The Steps of Blood Collection:
Have you ever heard the phrase: "Phlebotomy safety means sticking to good practices!". If not, it definitely is something you should make your own motto! To help you remember, below is a general outline of the steps to follow when preparing and performing a venipuncture blood draw. Though these steps are generally followed in the order given, however, some may happen simultaneously with others.
Properly identifying the patient by name and date of birth, or medical record number
Assessing the patient and environment before proceeding
Properly completing the lab requisition slip and labels
Considering special needs and different approaches for children and the elderly
Special needs of the psychiatric patient
Verifying order, and deciding on appropriate collection method
Assembling proper (safety!) equipment
Selecting an appropriate site (palpate the site)
Wearing PPE and using Universal Precautions
Properly preparing the site (cleanse the site)
Performing the skin or venipuncture
Recognizing and appropriately intervening with complications
Controlling of bleeding
Properly obtaining, handling and labeling specimens:
Patient’s first and last name
Unique patient ID number
Date and time specimen was collected
Identity of the phlebotomist who collected the specimen
Properly charting procedure into patient record
Practicing infection control
Maintaining specimen integrity during transit
Venipuncture Technique Video
Watch this phlebotomy instructor's venipuncture lecture!
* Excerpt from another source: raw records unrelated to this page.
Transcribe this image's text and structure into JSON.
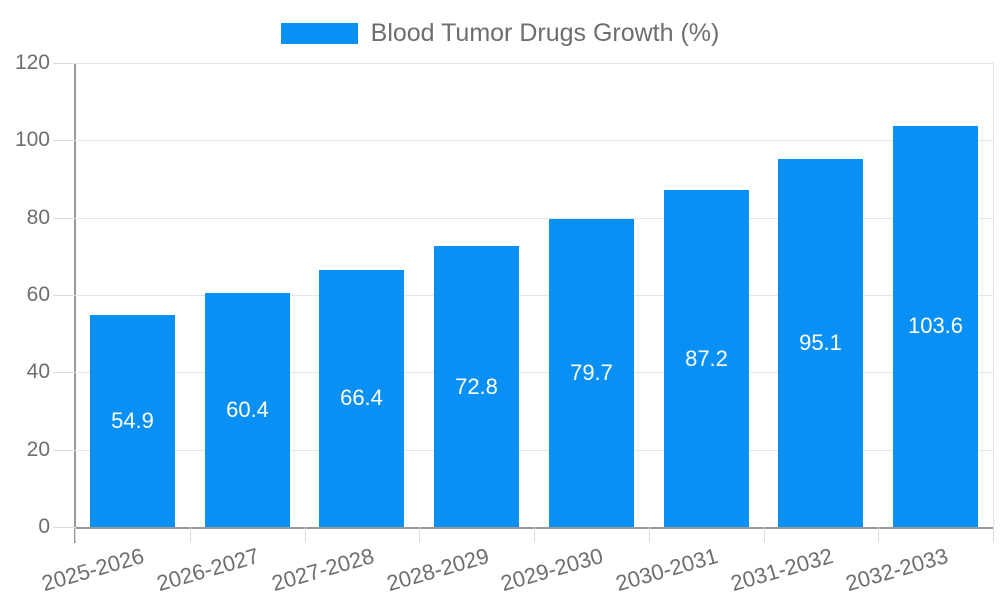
{
  "legend": {
    "label": "Blood Tumor Drugs Growth (%)"
  },
  "chart_data": {
    "type": "bar",
    "title": "Blood Tumor Drugs Growth (%)",
    "categories": [
      "2025-2026",
      "2026-2027",
      "2027-2028",
      "2028-2029",
      "2029-2030",
      "2030-2031",
      "2031-2032",
      "2032-2033"
    ],
    "values": [
      54.9,
      60.4,
      66.4,
      72.8,
      79.7,
      87.2,
      95.1,
      103.6
    ],
    "value_labels": [
      "54.9",
      "60.4",
      "66.4",
      "72.8",
      "79.7",
      "87.2",
      "95.1",
      "103.6"
    ],
    "xlabel": "",
    "ylabel": "",
    "ylim": [
      0,
      120
    ],
    "y_ticks": [
      0,
      20,
      40,
      60,
      80,
      100,
      120
    ],
    "grid": true,
    "legend_position": "top-center",
    "colors": {
      "bar": "#0990f4",
      "axis_text": "#6e6e6e",
      "value_label": "#ffffff",
      "grid_line": "#e6e6e6",
      "tick_line": "#dcdcdc",
      "axis_line": "#999999",
      "background": "#ffffff"
    }
  }
}
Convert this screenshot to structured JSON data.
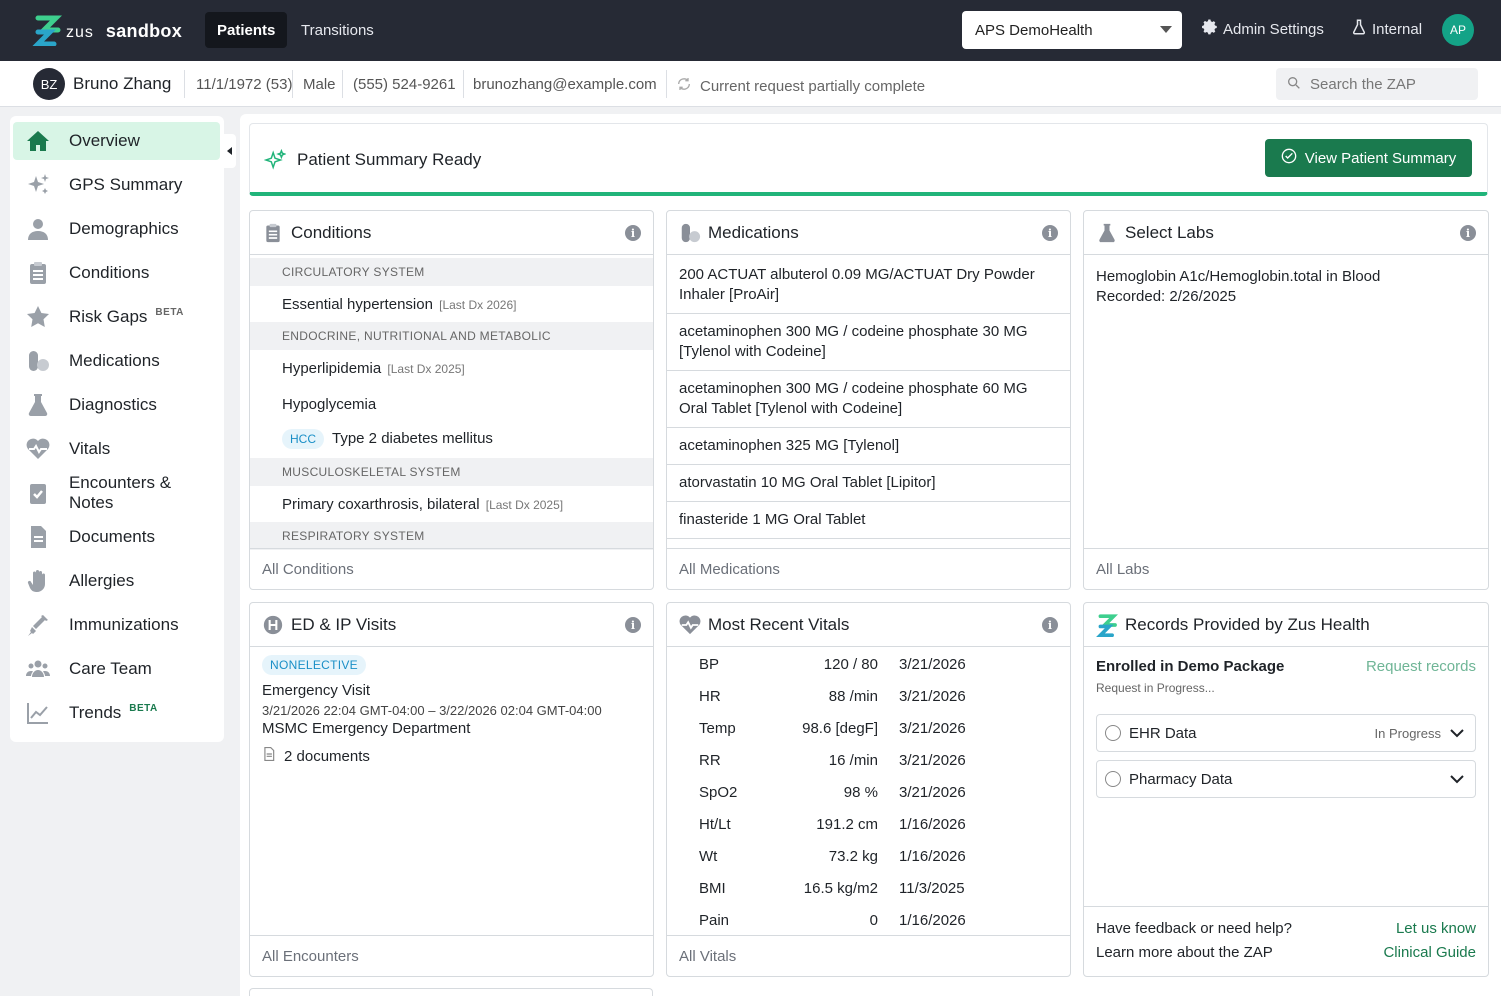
{
  "brand": {
    "zus": "zus",
    "env": "sandbox"
  },
  "nav": {
    "tabs": [
      "Patients",
      "Transitions"
    ]
  },
  "org_select": {
    "value": "APS DemoHealth"
  },
  "top_links": {
    "admin": "Admin Settings",
    "internal": "Internal"
  },
  "user": {
    "initials": "AP"
  },
  "patient": {
    "initials": "BZ",
    "name": "Bruno Zhang",
    "dob": "11/1/1972 (53)",
    "sex": "Male",
    "phone": "(555) 524-9261",
    "email": "brunozhang@example.com",
    "status": "Current request partially complete"
  },
  "search": {
    "placeholder": "Search the ZAP"
  },
  "sidebar": {
    "items": [
      {
        "label": "Overview",
        "icon": "home-icon"
      },
      {
        "label": "GPS Summary",
        "icon": "sparkle-icon"
      },
      {
        "label": "Demographics",
        "icon": "person-icon"
      },
      {
        "label": "Conditions",
        "icon": "clipboard-icon"
      },
      {
        "label": "Risk Gaps",
        "icon": "star-icon",
        "badge": "BETA"
      },
      {
        "label": "Medications",
        "icon": "pill-icon"
      },
      {
        "label": "Diagnostics",
        "icon": "flask-icon"
      },
      {
        "label": "Vitals",
        "icon": "heart-pulse-icon"
      },
      {
        "label": "Encounters & Notes",
        "icon": "clipboard-check-icon"
      },
      {
        "label": "Documents",
        "icon": "document-icon"
      },
      {
        "label": "Allergies",
        "icon": "hand-icon"
      },
      {
        "label": "Immunizations",
        "icon": "syringe-icon"
      },
      {
        "label": "Care Team",
        "icon": "group-icon"
      },
      {
        "label": "Trends",
        "icon": "trend-icon",
        "badge": "BETA"
      }
    ]
  },
  "summary": {
    "title": "Patient Summary Ready",
    "button": "View Patient Summary"
  },
  "conditions": {
    "title": "Conditions",
    "groups": [
      "CIRCULATORY SYSTEM",
      "ENDOCRINE, NUTRITIONAL AND METABOLIC",
      "MUSCULOSKELETAL SYSTEM",
      "RESPIRATORY SYSTEM"
    ],
    "rows": [
      {
        "name": "Essential hypertension",
        "dx": "[Last Dx 2026]"
      },
      {
        "name": "Hyperlipidemia",
        "dx": "[Last Dx 2025]"
      },
      {
        "name": "Hypoglycemia",
        "dx": ""
      },
      {
        "name": "Type 2 diabetes mellitus",
        "dx": "",
        "tag": "HCC"
      },
      {
        "name": "Primary coxarthrosis, bilateral",
        "dx": "[Last Dx 2025]"
      }
    ],
    "footer": "All Conditions"
  },
  "medications": {
    "title": "Medications",
    "rows": [
      "200 ACTUAT albuterol 0.09 MG/ACTUAT Dry Powder Inhaler [ProAir]",
      "acetaminophen 300 MG / codeine phosphate 30 MG [Tylenol with Codeine]",
      "acetaminophen 300 MG / codeine phosphate 60 MG Oral Tablet [Tylenol with Codeine]",
      "acetaminophen 325 MG [Tylenol]",
      "atorvastatin 10 MG Oral Tablet [Lipitor]",
      "finasteride 1 MG Oral Tablet"
    ],
    "footer": "All Medications"
  },
  "labs": {
    "title": "Select Labs",
    "name": "Hemoglobin A1c/Hemoglobin.total in Blood",
    "recorded": "Recorded: 2/26/2025",
    "footer": "All Labs"
  },
  "visits": {
    "title": "ED & IP Visits",
    "badge": "NONELECTIVE",
    "visit_title": "Emergency Visit",
    "time": "3/21/2026 22:04 GMT-04:00 – 3/22/2026 02:04 GMT-04:00",
    "location": "MSMC Emergency Department",
    "docs": "2 documents",
    "footer": "All Encounters"
  },
  "vitals": {
    "title": "Most Recent Vitals",
    "rows": [
      {
        "name": "BP",
        "value": "120 / 80",
        "date": "3/21/2026"
      },
      {
        "name": "HR",
        "value": "88 /min",
        "date": "3/21/2026"
      },
      {
        "name": "Temp",
        "value": "98.6 [degF]",
        "date": "3/21/2026"
      },
      {
        "name": "RR",
        "value": "16 /min",
        "date": "3/21/2026"
      },
      {
        "name": "SpO2",
        "value": "98 %",
        "date": "3/21/2026"
      },
      {
        "name": "Ht/Lt",
        "value": "191.2 cm",
        "date": "1/16/2026"
      },
      {
        "name": "Wt",
        "value": "73.2 kg",
        "date": "1/16/2026"
      },
      {
        "name": "BMI",
        "value": "16.5 kg/m2",
        "date": "11/3/2025"
      },
      {
        "name": "Pain",
        "value": "0",
        "date": "1/16/2026"
      }
    ],
    "footer": "All Vitals"
  },
  "records": {
    "title": "Records Provided by Zus Health",
    "enrolled": "Enrolled in Demo Package",
    "request_link": "Request records",
    "progress": "Request in Progress...",
    "items": [
      {
        "label": "EHR Data",
        "status": "In Progress"
      },
      {
        "label": "Pharmacy Data",
        "status": ""
      }
    ],
    "feedback_q": "Have feedback or need help?",
    "feedback_a": "Let us know",
    "learn_q": "Learn more about the ZAP",
    "learn_a": "Clinical Guide"
  },
  "colors": {
    "nav_bg": "#262a35",
    "accent_green": "#1a7a4e",
    "active_bg": "#d8f5e6",
    "banner_line": "#21b47a"
  }
}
No matter which venipuncture technique you prefer there are a number of steps that should be followed carefully and meticulously when collecting blood.
ATTENTION: Please realize that this video (published from YouTube) is NOT HERE TO TEACH you phlebotomy techniques, but merely to show you different scenarios of the phlebotomist's daily routine. The video may contain techniques, or procedures that do not conform to proper, and safe venipuncture protocol. Viewer discretion is strongly advised.
Regulating agencies (OSHA, Department of Transportation) require specimen packaging to include the following:
a watertight primary receptacle
secondary receptacle which is watertight and contains a biohazard label
absorbent material placed between the primary and secondary receptacles
sturdy outside packaging of corrugated cardboard, wood, metal, or plastic
OSHA has developed this Information Regarding the Disposal of Contaminated Needles and Blood Tube Holders Used for Phlebotomy to provide relevant information regarding OSHA’s policy on the prohibition of contaminated needle removal from medical devices. OSHA wants sharps containers to ensure that wherever blood is being drawn the sharps container is appropriate for immediate disposal of sharps, including SESIP.
*This Safety and Health Information Bulletin is not a standard or regulation. It creates no new legal obligations. The Bulletin is advisory in nature.